As a grassroots creative enterprise in touch with its community and with an ethos of service Depot Artspace continually finds opportunities, and remains tenacious in its endeavours to meet identified needs. Advocacy coexists with a commitment to action; in the face of lethargy, action often escalates to activism.

Depot Artspace therefore initiates necessary services even when they fly in the face of caution or initial under-funding. We believe that quality of service and delivery eventually results in support. Especially when we back it up with robust research. For example, while creative apprenticeships have languished in Aotearoa since our meetings with Tom Bewick, Helen Clark, Maryan Street and other MPs, the UK has powered ahead with tens of thousands of apprenticeships for 18-24 year olds now in place since 2008.

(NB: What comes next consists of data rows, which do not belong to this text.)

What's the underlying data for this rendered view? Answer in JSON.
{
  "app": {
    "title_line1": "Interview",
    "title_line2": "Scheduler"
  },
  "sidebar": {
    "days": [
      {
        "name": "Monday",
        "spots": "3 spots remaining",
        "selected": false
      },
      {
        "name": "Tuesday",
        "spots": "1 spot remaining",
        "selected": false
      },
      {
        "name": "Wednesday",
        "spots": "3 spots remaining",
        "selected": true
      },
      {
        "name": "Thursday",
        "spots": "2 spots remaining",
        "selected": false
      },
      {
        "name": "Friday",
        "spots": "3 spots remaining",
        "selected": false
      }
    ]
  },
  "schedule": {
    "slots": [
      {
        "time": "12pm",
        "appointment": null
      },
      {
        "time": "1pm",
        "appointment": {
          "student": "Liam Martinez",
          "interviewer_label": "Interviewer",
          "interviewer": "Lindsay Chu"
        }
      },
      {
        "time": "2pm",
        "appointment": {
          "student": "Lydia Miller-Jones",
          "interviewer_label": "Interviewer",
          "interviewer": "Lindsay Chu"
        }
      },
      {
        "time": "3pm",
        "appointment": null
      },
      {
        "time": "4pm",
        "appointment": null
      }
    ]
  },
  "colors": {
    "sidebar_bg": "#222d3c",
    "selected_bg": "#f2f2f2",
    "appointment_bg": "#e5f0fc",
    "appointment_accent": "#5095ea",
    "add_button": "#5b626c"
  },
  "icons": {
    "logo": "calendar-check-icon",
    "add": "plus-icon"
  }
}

We have new plans to activate this initiative as part of our goal to not just put our creative sector on the map, but to make a new map. We agree with influential designer and futurist, Buckminster Fuller, that to really change something, we need to “build a new model that makes the existing model obsolete.” He also stated in the 60’s – and it’s yet to come – that the world needs a new vision of what is possible.

That’s why we’re passionate about the change that a fully activated creative sector can bring about. It can facilitate a new way of seeing the world and making resources accessible to everyone. That’s why we’re passionate about creative apprenticeships, about PACE and all other initiatives able to fortify and grow the creative sector.

So, when you come along to Depot Artspace you can get stuck into what you believe in and advocate for, and be a part of real and meaningful change; grassroots is where it starts and grows from.